组对组划分 [英] Group to Group division
问题描述
数据集:
date bal
1/31/2013 10
1/31/2013 11
1/31/2013 12
1/31/2013 13
1/31/2013 14
2/28/2013 20
2/28/2013 30
2/28/2013 40
2/28/2013 50
2/28/2013 60
3/30/2013 10
3/30/2013 11
3/30/2013 12
3/30/2013 13
3/30/2013 15
使用的代码:
bb <- read.csv("abc.csv", stringsAsFactors=T, header=T)
bb
library(dplyr)
new_data <- bb %>%
mutate(D = (bal) / lag(bal[1:5])) %>%
data.frame()
new_data
我们将第2组划分(日期-2013年2月28日的第二行= 30)/(第1组-2013年1月1/31的第一行= 10)
即:30 / 10 = 3.000,40 / 11 = 3.63,50 / 12 = 4.16,依此类推。

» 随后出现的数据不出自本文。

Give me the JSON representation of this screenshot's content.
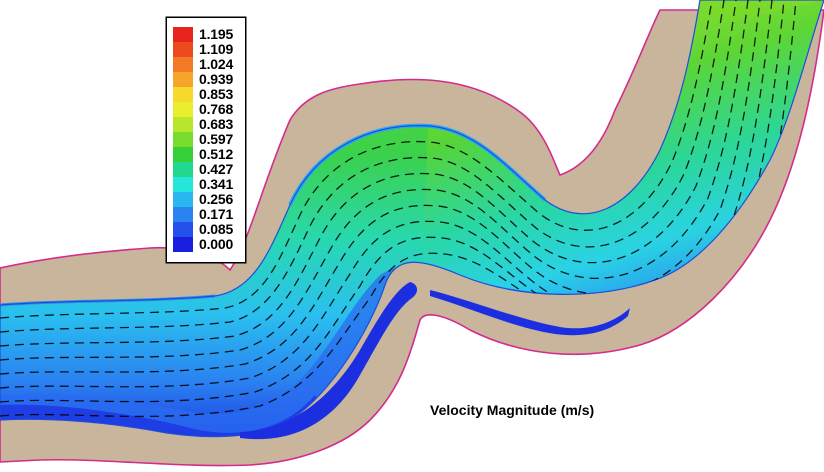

We are dividing group 2 (dates - 2/28/2013's second row = 30) / (group 1 - 1/31/2013's first row = 10) that is: 30 / 10 = 3.000, 40/11 = 3.63, 50/12 = 4.16 and so on.
从上面的代码获得的输出:
Output got from the above code:
date bal D
1 1/31/2013 10 NA
2 1/31/2013 11 1.100000
3 1/31/2013 12 1.090909
4 1/31/2013 13 1.083333
5 1/31/2013 14 1.076923
6 2/28/2013 20 NA
7 2/28/2013 30 3.000000
8 2/28/2013 40 3.636364
9 2/28/2013 50 4.166667
10 2/28/2013 60 4.615385
11 3/30/2013 10 NA
12 3/30/2013 11 1.100000
13 3/30/2013 12 1.090909
14 3/30/2013 13 1.083333
15 3/30/2013 15 1.153846
现在这里的问题是:
第一组保留为参考=除数,即10、11、12、13
表示以下所有日期组(bal)被第一个参考组除。
The first group is kept as the reference = Divisor, that 10, 11,12,13 that means all the below groups of dates(bal) are getting divided by the first reference group.
我们希望每次除数在下一个分组日期前均与下个分组(除法)相同。
We want that each time the divisor should increament by next group date and same with the below group (divident) as so on.
date bal D
1 1/31/2013 10 NA
2 1/31/2013 11 NA
3 1/31/2013 12 NA
4 1/31/2013 13 NA
5 1/31/2013 14 NA
6 2/28/2013 20 NA
7 2/28/2013 30 3.000000 - 30 / 10 = 3
8 2/28/2013 40 3.636364 - 40 / 11 = 3.63
9 2/28/2013 50 4.166667 - 50 / 12 = 4.16
10 2/28/2013 60 4.615385 - 60 / 13 = 4.61
11 3/30/2013 10 NA NA
12 3/30/2013 11 1.100000 - 11 / 20 = 0.55
13 3/30/2013 12 1.090909 - 12 / 30 = 0.4
14 3/30/2013 13 1.083333 - 13 / 40 = 0.325
15 3/30/2013 15 1.153846 - 15 / 50 = 0.3
我期望以上输出。
推荐答案
DF %>%
group_by(g1=seq_along(bal) %% 5) %>%
mutate(denominator=lag(bal)) %>%
ungroup() %>%
group_by(g2=(seq_along(bal) - 1) %/% 5) %>%
mutate(denominator=lag(denominator),
D=bal / denominator) %>%
ungroup()
# # A tibble: 15 x 6
# date bal g1 denominator g2 D
# <fctr> <int> <dbl> <int> <dbl> <dbl>
# 1 1/31/2013 10 1 NA 0 NA
# 2 1/31/2013 11 2 NA 0 NA
# 3 1/31/2013 12 3 NA 0 NA
# 4 1/31/2013 13 4 NA 0 NA
# 5 1/31/2013 14 0 NA 0 NA
# 6 2/28/2013 20 1 NA 1 NA
# 7 2/28/2013 30 2 10 1 3.000000
# 8 2/28/2013 40 3 11 1 3.636364
# 9 2/28/2013 50 4 12 1 4.166667
# 10 2/28/2013 60 0 13 1 4.615385
# 11 3/30/2013 10 1 NA 2 NA
# 12 3/30/2013 11 2 20 2 0.550000
# 13 3/30/2013 12 3 30 2 0.400000
# 14 3/30/2013 13 4 40 2 0.325000
# 15 3/30/2013 15 0 50 2 0.300000
这篇关于组对组划分的文章就介绍到这了,希望我们推荐的答案对大家有所帮助,也希望大家多多支持IT屋!